Her şeyden vazgeçip, ailenin geleceğine yatırım yapmayı seçebilirsiniz
Yaşadığımız, yaşamayı seçtiğimiz her şey biziz.
Seçimlerimiz…
Biz,girmeyi seçtiğimiz kapı, yürümeyi seçtiğimiz yolduk.
Olacağımız kişiyi seçe seçe, olduğumuz kişiye gelmemiş miydik?
Yüreğimizdeki bir yerde karanlığın kurdu, diğer yerde de aydınlığın kurdu vardır.
Biz hangi kurdu beslersek o kazanır.
Bırakalım her zaman aydınlığın kurdu, iyilik kazansın.
Güzel ahlakın temeli budur.
Kapitalizmin zirvesine ulaşanlar için, sistemin vaat ettiği mutluluk nerede o zaman?

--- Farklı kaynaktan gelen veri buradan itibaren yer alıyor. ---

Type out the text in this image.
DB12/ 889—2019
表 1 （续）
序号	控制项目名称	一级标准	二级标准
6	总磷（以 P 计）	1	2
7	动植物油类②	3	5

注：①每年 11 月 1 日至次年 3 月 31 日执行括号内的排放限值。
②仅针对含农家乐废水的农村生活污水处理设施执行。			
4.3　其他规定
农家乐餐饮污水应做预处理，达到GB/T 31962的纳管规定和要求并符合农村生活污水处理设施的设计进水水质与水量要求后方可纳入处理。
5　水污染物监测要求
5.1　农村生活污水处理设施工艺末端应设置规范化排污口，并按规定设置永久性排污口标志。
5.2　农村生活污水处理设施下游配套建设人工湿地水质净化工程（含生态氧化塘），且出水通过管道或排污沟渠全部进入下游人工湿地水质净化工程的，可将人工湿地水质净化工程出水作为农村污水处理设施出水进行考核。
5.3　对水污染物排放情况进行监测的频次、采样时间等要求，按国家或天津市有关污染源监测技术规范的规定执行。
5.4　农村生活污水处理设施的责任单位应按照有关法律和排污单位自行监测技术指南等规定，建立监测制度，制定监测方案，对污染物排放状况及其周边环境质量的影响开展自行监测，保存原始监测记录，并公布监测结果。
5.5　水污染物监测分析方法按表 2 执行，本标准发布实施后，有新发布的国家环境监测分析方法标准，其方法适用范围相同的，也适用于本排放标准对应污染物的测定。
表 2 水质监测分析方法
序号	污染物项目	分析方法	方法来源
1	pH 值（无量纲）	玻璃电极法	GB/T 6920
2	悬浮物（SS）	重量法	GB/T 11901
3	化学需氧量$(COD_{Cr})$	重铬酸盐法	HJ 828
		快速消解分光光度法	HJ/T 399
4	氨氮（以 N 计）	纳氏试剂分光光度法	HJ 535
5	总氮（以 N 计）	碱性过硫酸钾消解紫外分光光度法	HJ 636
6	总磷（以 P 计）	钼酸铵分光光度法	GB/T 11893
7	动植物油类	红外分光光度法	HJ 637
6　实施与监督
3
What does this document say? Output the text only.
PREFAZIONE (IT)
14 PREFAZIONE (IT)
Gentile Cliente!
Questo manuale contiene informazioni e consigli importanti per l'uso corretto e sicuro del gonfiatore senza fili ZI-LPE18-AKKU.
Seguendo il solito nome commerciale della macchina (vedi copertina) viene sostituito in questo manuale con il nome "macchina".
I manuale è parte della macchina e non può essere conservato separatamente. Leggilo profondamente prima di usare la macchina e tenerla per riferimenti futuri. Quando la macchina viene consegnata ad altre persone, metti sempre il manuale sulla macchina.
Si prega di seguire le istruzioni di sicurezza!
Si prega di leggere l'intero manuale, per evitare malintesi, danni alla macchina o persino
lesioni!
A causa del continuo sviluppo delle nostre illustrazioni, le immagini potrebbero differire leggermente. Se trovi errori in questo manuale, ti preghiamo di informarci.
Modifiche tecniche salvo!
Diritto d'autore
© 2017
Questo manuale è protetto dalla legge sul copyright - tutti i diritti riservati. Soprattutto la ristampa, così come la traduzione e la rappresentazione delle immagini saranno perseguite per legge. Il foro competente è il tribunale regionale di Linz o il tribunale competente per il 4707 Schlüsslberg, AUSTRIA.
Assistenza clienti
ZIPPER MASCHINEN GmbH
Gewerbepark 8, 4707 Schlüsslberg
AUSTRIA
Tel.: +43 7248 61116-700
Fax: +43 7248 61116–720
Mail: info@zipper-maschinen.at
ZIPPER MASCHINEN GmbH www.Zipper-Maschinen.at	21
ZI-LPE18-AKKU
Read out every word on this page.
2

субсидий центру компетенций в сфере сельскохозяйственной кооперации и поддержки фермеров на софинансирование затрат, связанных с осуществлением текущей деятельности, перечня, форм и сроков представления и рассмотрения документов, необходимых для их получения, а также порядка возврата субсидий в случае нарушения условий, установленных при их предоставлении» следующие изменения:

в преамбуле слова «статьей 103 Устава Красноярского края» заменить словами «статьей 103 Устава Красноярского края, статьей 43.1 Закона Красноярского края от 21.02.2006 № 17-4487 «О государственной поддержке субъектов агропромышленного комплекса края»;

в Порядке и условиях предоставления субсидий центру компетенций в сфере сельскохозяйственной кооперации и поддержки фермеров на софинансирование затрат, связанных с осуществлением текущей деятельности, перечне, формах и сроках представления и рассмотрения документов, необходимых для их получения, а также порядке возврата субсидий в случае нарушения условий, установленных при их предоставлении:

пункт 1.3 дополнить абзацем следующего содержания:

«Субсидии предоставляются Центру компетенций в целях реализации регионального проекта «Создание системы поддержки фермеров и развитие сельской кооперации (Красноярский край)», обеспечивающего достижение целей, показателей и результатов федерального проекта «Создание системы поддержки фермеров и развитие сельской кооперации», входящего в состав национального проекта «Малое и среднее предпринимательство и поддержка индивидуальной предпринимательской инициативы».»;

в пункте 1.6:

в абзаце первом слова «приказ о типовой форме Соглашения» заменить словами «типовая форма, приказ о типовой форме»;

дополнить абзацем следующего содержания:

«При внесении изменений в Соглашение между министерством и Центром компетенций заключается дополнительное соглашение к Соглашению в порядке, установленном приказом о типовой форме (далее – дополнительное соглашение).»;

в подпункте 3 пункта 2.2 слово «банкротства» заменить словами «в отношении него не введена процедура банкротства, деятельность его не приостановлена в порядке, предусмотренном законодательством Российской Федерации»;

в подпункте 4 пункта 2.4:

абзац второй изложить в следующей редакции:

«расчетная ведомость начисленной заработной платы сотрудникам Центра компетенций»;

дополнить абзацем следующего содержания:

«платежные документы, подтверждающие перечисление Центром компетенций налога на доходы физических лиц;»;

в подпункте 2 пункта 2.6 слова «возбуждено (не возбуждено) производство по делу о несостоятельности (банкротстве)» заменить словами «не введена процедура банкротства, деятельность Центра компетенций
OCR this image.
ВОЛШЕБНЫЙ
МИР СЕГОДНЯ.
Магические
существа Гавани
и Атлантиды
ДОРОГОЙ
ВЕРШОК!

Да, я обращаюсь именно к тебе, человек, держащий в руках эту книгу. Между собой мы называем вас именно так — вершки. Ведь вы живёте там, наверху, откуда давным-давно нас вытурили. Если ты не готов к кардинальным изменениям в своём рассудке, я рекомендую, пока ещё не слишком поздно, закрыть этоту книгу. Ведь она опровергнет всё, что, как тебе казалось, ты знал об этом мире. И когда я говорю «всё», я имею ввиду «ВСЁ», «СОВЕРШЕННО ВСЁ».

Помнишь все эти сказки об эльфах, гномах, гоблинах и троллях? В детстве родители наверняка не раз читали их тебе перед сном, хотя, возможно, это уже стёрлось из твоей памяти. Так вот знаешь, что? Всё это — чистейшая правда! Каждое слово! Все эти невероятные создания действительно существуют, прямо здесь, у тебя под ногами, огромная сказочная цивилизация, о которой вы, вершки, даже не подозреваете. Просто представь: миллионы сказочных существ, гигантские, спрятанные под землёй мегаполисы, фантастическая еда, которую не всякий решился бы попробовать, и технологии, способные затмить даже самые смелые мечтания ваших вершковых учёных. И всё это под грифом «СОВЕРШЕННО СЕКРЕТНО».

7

Çok başarılı olmamıza rağmen hayat kalitemiz bizi niye mutlu etmiyor?
Başarının sırrı, mutluluğun sırrı, paranın satın alamayacağını elde etmektir.
Para gönül rahatlığı vermez.
Para mutluluk getirmez.
Para en iyi yatağı satın alabilir ama huzurlu uyumanızı sağlamaz.
İranlı düşünür ve yazar ALİ ŞERİATI "Kur'an kurslarında, Kur'an’ın ne dediğini, öğretilerini, emirlerini öğretmek yerine, Arapça harflerin nasıl okunduğunu, okuduğunun anlamını bilmeden ezberletmeye devam ettiğimiz sürece kimse gelişmiş, ahlaklı bir toplum beklemesin" diyor.
Hedef, ahlaklı insan yetiştirmek olmalıdır.
Para aslında yaptığımız seçimlerin ölçüsüdür.
Birçok kişi güçlerinden dolayı kralların önünde eğilir.
Bazıları zenginliklerinden dolayı milyonerlerin önünde eğilir.
Bazıları şöhretlerinden dolayı ünlülerin önünde eğilir.
Ben büyük bir tevazu ile ahlâklı, erdemli, topluma yararlı, karşılıksız hizmet anlayışı ile kişiye dokunan, farkındalık yaratanların önünde eğilirim.